What key changes in server room design will be essential in the future? What are your predictions about the future of AI-dedicated server rooms, particularly regarding power infrastructure design?
Server room design is currently an interesting endeavor. Already, it’s necessary to predict how server rooms will be used over the next few years or decades. First and foremost, we must define the server room’s purpose—whether it will utilize traditional solutions, mixed configurations, or be dedicated specifically to AI.
Since the question was about an AI-dedicated solution, let’s focus on that. Assuming we have already chosen a location based on prior risk analysis and confirmed that the power connections meet our needs, we can safely proceed with entirely reversing the infrastructure design and construction process. Until now, in simplified terms, one-third of a Data Center’s space was typically used for power infrastructure—distribution boards, UPS, generators, partly air conditioning systems—with the remaining two-thirds reserved for server rooms. However, for AI needs and IT racks exceeding 100 kW per unit, we can assume one-third of the space for servers and two-thirds for infrastructure, allowing them to operate safely and uninterruptedly.
Naturally, we also face several issues, some of which I’ve mentioned: higher UPS power, more batteries, and the precise design of the cooling system. This might mean foregoing lower air supply and raised floors. Installing all cabling, busbars directly above IT racks and close to the water supply installation for servers.

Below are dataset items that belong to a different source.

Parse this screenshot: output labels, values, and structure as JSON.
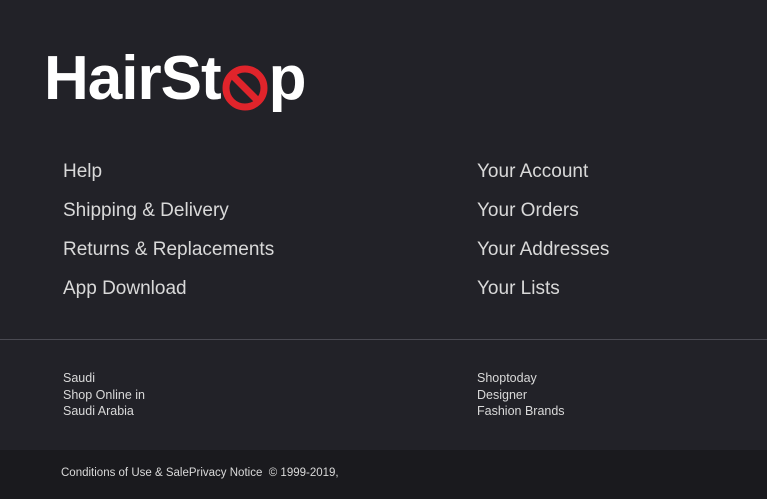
{
  "brand": {
    "logo_part1": "HairSt",
    "logo_part2": "p",
    "no_sign_color": "#e0242b"
  },
  "links": {
    "left": [
      "Help",
      "Shipping & Delivery",
      "Returns & Replacements",
      "App Download"
    ],
    "right": [
      "Your Account",
      "Your Orders",
      "Your Addresses",
      "Your Lists"
    ]
  },
  "regions": {
    "left": [
      "Saudi",
      "Shop Online in",
      "Saudi Arabia"
    ],
    "right": [
      "Shoptoday",
      "Designer",
      "Fashion Brands"
    ]
  },
  "footer": {
    "conditions": "Conditions of Use & Sale",
    "privacy": "Privacy Notice",
    "copyright": "© 1999-2019,"
  }
}
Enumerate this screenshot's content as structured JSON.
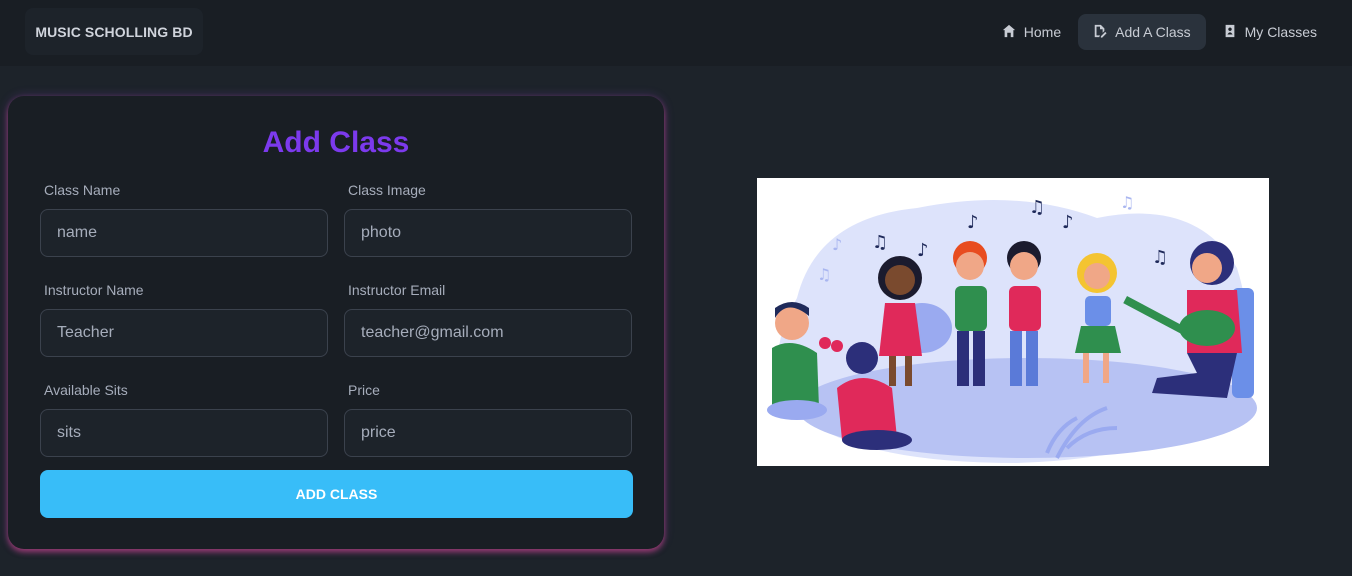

There are many considerations, each individual system requires thorough analysis. Ultimately, everything depends on specific project assumptions and needs, which serve as the starting point for design work.
An Electrifying Future
The data center industry faces challenges related to increasing demand for computing power, particularly for artificial intelligence applications. The development of high-performance graphics processors, especially from Nvidia, necessitates the use of precise liquid cooling, currently the only effective method for high-power-density servers. Traditional air cooling is inadequate for AI infrastructure, introducing new design challenges, including expanded power systems and dual cooling systems. The future of data centers centers on adapting designs to meet high energy and technological demands to ensure operational stability and efficiency.